Music and I go way back — just never very far. Saxophone in middle school for a year, then done. High school brought an electric guitar, a few lessons, a couple of chords, and then somehow, against all odds, an entire grunge band. We burned through band names like they were going out of style — which, to be fair, grunge kind of was by then. We landed on Simply Green. The lineup had real potential: Joe on vocals, John on bass, Mike on drums, and Lincoln and I sharing lead guitar duties. Lincoln could actually play. I had a couple of chords and a lot of confidence. Eric was on… something. Keyboard, maybe? The details get fuzzy. We set up in my basement and Eric’s garage and played for absolutely no one but ourselves. We thought we were cool. We were not cool. Eventually the band dissolved, the guitar went into a corner, and I quietly filed the whole thing under “character building.”
But that wish never really went away. To actually learn. To really play. To finish something musical for once in my life.

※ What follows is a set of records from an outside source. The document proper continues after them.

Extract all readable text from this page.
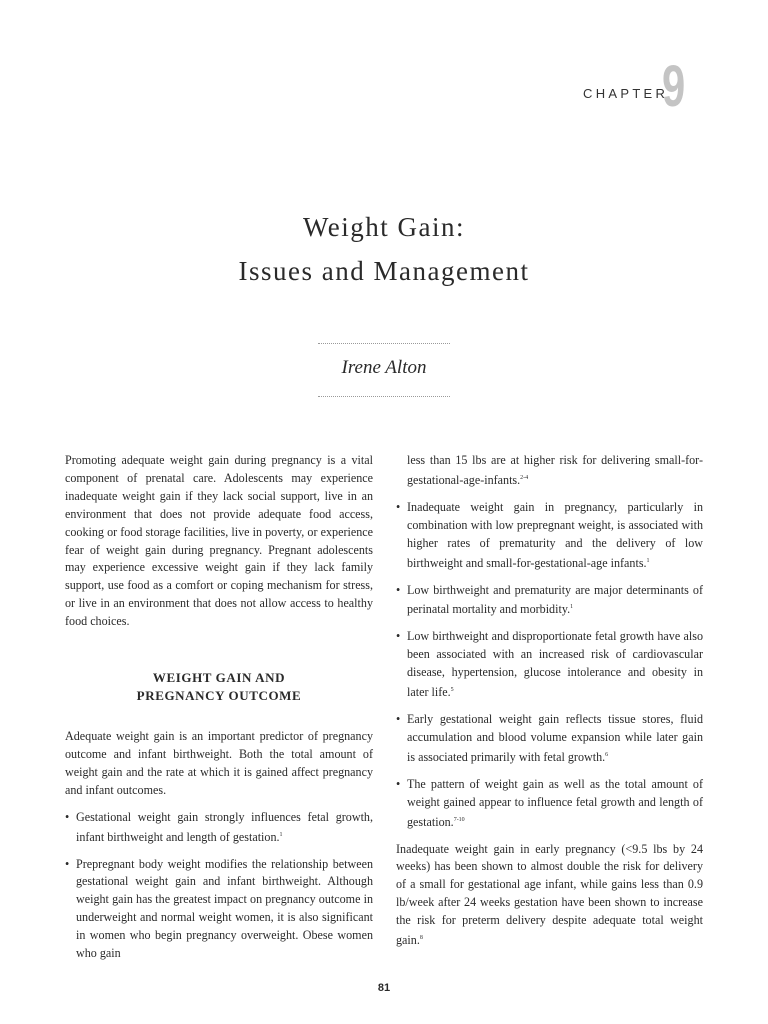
CHAPTER
9
Weight Gain:
Issues and Management
Irene Alton

Promoting adequate weight gain during pregnancy is a vital component of prenatal care. Adolescents may experience inadequate weight gain if they lack social support, live in an environment that does not provide adequate food access, cooking or food storage facilities, live in poverty, or experience fear of weight gain during pregnancy. Pregnant adolescents may experience excessive weight gain if they lack family support, use food as a comfort or coping mechanism for stress, or live in an environment that does not allow access to healthy food choices.

WEIGHT GAIN AND
PREGNANCY OUTCOME

Adequate weight gain is an important predictor of pregnancy outcome and infant birthweight. Both the total amount of weight gain and the rate at which it is gained affect pregnancy and infant outcomes.

• Gestational weight gain strongly influences fetal growth, infant birthweight and length of gestation.$^1$

• Prepregnant body weight modifies the relationship between gestational weight gain and infant birthweight. Although weight gain has the greatest impact on pregnancy outcome in underweight and normal weight women, it is also significant in women who begin pregnancy overweight. Obese women who gain

less than 15 lbs are at higher risk for delivering small-for-gestational-age-infants.$^{2-4}$

• Inadequate weight gain in pregnancy, particularly in combination with low prepregnant weight, is associated with higher rates of prematurity and the delivery of low birthweight and small-for-gestational-age infants.$^1$

• Low birthweight and prematurity are major determinants of perinatal mortality and morbidity.$^1$

• Low birthweight and disproportionate fetal growth have also been associated with an increased risk of cardiovascular disease, hypertension, glucose intolerance and obesity in later life.$^5$

• Early gestational weight gain reflects tissue stores, fluid accumulation and blood volume expansion while later gain is associated primarily with fetal growth.$^6$

• The pattern of weight gain as well as the total amount of weight gained appear to influence fetal growth and length of gestation.$^{7-10}$

Inadequate weight gain in early pregnancy (<9.5 lbs by 24 weeks) has been shown to almost double the risk for delivery of a small for gestational age infant, while gains less than 0.9 lb/week after 24 weeks gestation have been shown to increase the risk for preterm delivery despite adequate total weight gain.$^8$

81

It finally arrived on a trip to celebrate my birthday, in Hawaii. My wife, both of my sons, my older son’s girlfriend, and my daughter wandered into one of those tourist shops — the kind loaded with t-shirts, sunglasses, and little souvenirs. Tucked in among everything were a couple of soprano ukuleles on display, their boxes sitting on the shelf behind them. Something about seeing them just stopped me. I turned to my wife and asked what she thought. She didn’t hesitate: if you’re getting one, get it from a real music store.
So my youngest son and I went to Lahaina Music in Lahaina. The owner Jason was out, but his son was there — and he really knew what he was doing. He played notes on several ukuleles, patiently letting me hear each one. I kept coming back to a Hug tenor. Something about the sound just sat right with me in a way I couldn’t explain. That was the one.
Before we left, he mentioned that Jason was giving a free group lesson the next day. My wife, my youngest son, and I showed up — the rest of the family held down the rental — and found ourselves in an open hotel lobby area just outside by the pool, along with maybe twenty other people all in the same boat. Jason had brought extra ukuleles for anyone who needed one. I played my Hug tenor for the first time. My wife and son played loaners. The whole group was just people learning together, smiling, fumbling through it. I had an absolute blast. Something shifted that day, and I knew this time was going to stick.
Back home in Kirkland, WA, it did. Online courses led me to Uke Like the Pros, which changed everything. When they offered a ukulele with enrollment I already had a tenor, so I went baritone. The first time I played it I just knew — that warm, deep sound, the way it settled into my hands. That became my instrument.
A concert uke joined the family later, picked up for travel. I play all three now, still learning all three. The baritone is home.
Ukulele Forge is what it looks like to finally keep the promise you made to yourself. Here you’ll find honest documentation of the journey — the progress and the plateaus, the gear, the lessons, the small wins and the humbling moments. If you’re learning too, or you’ve been thinking about starting, come along. We’re all figuring it out.